The transition to GPU has fundamentally altered the ways in which the developers think about how to structure data. Combined with their decision to rewrite the code from the ground up, this has enabled greater creativity and more opportunities to optimize NWChemEx’s ability to seamlessly run on both CPUs and GPUs; while GPUs have opened up new scales of computing power, they still unavoidably have limits and finite memory. This invites a division of labor.
To help localize communication and thereby reduce related bottlenecks, NWChemEx is being geared such that CPUs handle communication protocols as well as any other non-intensive components (that is conditional-structure-based algorithms). Anything else—anything “embarrassingly parallel” or computationally expensive—is to be processed by GPU.
In order to understand the degree to which the application is utilizing experimental hardware, the developers implement a multitiered analysis for tracking code performance.
As a first step, the developers regularly perform roofline analysis to determine the disposition and dependencies of their algorithms: Are they compute-bound? memory-bound? both?
Second, the developers in actuality perform computations on the relevant experimental hardware and compare them against theoretical performance capabilities. This identifies precisely how efficiently processors are being utilized. Finally, the developers conduct a postmortem analysis to pinpoint the origin of errors and establish the scope of improvement that theoretically can be expected.
For Intel hardware, the developers employ Intel’s DPC++ Compatibility Tool to port any existing optimized CUDA code and translate it to DPC++. The Compatibility Tool is sophisticated enough that it reliably determines apposite syntax in translating abstractions from CUDA to SYCL, greatly reducing the developers’ burden. Subsequent to translation, the developers finetune the DPC++ code to remove any redundancies or inelegancies introduced by automation.

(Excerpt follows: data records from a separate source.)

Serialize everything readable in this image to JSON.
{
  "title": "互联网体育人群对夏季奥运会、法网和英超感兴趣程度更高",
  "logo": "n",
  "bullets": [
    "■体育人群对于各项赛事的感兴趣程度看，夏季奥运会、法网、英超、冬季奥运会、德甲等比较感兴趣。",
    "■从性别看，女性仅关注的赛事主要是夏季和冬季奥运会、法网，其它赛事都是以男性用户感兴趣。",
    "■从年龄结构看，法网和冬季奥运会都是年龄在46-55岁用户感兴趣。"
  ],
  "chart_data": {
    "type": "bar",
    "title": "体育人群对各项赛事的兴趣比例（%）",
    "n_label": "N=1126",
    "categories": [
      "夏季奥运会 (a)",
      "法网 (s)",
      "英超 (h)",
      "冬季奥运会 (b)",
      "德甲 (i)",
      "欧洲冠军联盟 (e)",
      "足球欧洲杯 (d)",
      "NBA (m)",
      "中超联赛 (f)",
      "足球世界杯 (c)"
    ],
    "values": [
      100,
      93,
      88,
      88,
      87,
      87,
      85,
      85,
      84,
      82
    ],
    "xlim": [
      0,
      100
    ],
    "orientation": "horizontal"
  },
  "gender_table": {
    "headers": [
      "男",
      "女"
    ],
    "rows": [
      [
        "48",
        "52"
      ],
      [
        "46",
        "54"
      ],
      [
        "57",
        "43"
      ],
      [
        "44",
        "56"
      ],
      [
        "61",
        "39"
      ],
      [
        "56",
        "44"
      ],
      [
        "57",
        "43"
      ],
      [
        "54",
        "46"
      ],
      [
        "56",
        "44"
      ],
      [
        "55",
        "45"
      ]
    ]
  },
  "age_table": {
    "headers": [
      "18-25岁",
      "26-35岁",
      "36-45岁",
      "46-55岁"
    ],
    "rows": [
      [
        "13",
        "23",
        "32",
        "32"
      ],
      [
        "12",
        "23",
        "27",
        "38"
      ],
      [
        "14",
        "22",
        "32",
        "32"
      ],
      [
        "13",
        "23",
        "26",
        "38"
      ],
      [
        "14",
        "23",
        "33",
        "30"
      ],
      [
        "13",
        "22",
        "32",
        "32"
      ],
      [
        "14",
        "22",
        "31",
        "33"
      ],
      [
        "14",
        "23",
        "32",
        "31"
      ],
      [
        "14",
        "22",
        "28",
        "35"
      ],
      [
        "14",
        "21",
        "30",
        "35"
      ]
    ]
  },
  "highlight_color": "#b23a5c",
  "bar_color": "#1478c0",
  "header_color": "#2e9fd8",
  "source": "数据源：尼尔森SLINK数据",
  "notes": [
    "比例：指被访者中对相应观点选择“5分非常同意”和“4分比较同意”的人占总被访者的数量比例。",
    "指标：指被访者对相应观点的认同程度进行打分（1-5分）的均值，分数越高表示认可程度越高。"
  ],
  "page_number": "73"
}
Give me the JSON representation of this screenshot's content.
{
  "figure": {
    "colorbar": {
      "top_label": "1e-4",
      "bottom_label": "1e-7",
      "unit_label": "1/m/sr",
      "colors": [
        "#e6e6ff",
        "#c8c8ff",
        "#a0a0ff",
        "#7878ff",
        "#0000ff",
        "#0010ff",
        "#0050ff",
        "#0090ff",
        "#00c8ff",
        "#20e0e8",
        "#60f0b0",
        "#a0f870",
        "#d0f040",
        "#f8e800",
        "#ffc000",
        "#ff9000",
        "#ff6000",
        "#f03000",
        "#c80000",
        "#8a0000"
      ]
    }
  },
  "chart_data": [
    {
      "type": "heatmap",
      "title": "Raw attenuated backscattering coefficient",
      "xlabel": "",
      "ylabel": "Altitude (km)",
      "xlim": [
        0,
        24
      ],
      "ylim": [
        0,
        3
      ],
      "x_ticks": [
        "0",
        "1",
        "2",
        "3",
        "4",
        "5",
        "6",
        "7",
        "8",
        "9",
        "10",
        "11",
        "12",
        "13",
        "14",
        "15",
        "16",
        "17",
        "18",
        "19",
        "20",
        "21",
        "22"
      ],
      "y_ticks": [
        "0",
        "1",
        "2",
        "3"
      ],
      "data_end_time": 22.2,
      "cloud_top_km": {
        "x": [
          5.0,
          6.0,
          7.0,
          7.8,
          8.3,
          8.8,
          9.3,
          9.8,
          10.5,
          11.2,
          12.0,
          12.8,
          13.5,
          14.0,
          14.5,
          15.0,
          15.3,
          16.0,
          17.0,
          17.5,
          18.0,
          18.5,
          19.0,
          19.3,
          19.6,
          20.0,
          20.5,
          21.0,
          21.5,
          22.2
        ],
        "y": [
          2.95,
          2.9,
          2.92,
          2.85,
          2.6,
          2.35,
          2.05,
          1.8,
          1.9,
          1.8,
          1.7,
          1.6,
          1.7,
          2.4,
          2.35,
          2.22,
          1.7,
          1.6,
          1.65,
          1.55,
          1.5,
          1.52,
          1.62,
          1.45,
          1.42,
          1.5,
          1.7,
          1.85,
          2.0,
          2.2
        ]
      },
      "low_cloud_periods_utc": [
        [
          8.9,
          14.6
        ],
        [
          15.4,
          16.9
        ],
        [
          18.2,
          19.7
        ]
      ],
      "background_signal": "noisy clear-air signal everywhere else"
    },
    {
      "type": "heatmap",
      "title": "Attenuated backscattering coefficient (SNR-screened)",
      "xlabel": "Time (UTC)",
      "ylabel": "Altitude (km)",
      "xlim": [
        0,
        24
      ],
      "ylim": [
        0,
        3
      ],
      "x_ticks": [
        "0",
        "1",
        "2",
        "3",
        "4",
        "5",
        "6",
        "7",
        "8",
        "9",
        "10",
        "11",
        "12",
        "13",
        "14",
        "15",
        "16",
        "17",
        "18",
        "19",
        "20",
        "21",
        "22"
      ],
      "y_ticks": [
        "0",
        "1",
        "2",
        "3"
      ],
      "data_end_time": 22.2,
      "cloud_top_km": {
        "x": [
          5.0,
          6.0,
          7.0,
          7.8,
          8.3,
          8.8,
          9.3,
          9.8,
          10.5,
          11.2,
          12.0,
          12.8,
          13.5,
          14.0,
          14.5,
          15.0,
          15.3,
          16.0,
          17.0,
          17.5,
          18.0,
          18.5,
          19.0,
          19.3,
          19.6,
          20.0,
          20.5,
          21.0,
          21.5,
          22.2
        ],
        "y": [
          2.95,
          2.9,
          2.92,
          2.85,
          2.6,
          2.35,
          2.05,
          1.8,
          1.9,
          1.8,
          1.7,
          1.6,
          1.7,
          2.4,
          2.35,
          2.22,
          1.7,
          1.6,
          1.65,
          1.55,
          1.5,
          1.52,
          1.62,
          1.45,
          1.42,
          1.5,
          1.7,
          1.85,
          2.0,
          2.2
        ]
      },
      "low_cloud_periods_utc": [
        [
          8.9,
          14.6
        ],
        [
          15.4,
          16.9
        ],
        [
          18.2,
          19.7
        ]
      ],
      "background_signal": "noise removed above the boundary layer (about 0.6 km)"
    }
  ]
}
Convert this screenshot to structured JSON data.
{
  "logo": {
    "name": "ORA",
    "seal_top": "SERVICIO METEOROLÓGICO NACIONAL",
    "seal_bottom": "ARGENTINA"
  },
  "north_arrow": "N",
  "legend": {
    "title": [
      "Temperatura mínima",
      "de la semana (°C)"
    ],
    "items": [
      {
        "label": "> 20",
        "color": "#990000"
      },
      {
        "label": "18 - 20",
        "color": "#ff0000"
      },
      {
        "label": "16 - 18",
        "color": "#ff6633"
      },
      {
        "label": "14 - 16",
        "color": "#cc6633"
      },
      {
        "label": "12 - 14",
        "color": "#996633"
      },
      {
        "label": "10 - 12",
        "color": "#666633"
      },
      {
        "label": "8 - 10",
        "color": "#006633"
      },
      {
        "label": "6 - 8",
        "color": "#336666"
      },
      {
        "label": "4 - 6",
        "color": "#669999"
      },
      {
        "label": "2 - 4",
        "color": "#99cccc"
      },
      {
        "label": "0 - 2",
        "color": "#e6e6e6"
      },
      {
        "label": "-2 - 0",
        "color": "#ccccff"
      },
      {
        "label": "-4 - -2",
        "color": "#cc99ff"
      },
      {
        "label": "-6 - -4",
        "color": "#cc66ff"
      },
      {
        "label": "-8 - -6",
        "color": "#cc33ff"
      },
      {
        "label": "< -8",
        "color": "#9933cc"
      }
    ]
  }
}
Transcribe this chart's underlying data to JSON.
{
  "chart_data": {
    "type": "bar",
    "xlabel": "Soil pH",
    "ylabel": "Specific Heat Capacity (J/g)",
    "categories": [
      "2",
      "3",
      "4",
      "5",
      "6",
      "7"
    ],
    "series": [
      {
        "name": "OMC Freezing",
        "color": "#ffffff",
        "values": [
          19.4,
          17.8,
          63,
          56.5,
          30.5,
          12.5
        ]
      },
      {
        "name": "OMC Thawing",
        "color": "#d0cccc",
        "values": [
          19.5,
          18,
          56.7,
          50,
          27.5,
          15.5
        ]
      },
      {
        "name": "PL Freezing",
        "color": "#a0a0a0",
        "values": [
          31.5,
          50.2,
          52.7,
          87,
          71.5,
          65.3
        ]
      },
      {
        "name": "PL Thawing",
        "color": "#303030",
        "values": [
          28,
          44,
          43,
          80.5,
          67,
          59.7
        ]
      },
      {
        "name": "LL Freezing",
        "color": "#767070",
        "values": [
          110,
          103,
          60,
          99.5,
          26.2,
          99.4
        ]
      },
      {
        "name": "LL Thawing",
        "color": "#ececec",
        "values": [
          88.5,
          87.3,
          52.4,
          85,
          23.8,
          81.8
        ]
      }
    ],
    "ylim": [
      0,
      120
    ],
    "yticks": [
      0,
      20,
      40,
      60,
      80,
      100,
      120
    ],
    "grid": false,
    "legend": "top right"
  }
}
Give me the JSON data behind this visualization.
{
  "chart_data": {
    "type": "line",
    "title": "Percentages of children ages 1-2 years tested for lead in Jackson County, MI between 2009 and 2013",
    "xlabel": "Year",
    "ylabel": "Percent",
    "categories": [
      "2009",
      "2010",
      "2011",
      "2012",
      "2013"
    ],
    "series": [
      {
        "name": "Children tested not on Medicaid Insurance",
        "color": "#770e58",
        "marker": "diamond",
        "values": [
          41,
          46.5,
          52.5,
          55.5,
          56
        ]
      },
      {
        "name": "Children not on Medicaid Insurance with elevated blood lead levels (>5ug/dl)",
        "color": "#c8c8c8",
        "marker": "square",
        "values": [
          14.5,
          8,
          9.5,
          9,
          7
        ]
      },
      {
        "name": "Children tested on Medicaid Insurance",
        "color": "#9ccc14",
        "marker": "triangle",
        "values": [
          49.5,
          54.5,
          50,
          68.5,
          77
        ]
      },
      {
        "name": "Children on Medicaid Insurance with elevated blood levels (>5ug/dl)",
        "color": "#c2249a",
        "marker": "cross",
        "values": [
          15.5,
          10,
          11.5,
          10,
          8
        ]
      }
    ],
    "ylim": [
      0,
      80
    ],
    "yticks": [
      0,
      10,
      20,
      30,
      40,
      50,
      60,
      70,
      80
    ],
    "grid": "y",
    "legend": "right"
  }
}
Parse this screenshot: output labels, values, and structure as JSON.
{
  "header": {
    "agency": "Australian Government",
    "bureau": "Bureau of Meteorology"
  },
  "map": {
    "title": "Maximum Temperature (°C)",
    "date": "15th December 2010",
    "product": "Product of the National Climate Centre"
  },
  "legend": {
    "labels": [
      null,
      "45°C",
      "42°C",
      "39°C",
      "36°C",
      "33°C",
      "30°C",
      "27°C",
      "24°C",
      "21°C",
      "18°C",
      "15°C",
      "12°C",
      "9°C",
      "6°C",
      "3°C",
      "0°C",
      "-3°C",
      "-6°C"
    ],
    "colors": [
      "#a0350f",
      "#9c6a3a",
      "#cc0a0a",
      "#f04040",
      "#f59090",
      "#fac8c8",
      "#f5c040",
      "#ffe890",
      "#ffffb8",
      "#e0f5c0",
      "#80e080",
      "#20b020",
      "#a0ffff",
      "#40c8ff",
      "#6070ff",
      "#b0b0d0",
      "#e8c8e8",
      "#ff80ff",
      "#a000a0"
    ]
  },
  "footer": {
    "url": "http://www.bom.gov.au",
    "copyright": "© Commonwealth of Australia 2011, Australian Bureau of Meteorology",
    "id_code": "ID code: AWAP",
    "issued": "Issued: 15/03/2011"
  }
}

The most crucial aspect to using the Compatibility Tool is that it translates—on a timescale ranging from minutes to hours, depending on complexity—entire projects, not just mere source codes or specific functions.
This two-step process—automated translation followed by manual finetuning—generates, from old CUDA code, performant DPC++ code that specifically targets Intel architectures.
NWChemEX was supported by the Exascale Computing Project (17-SC-20-SC), a joint project of the U.S. Department of Energy’s Office of Science and National Nuclear Security Administration, responsible for delivering a capable exascale ecosystem, including software, applications, and hardware technology, to support the nation’s exascale computing imperative.
Additional support for this project was provided by the National Energy Research Scientific Computing Center (NERSC) Exascale Science Applications Program (NESAP) and the Oak Ridge Leadership Computing Facility’s (OLCF) Center for Accelerated Application Readiness (CAAR), as well as by NVIDIA, Intel, and HPE. NERSC and the OLCF are U.S. Department of Energy Office of Science User Facilities.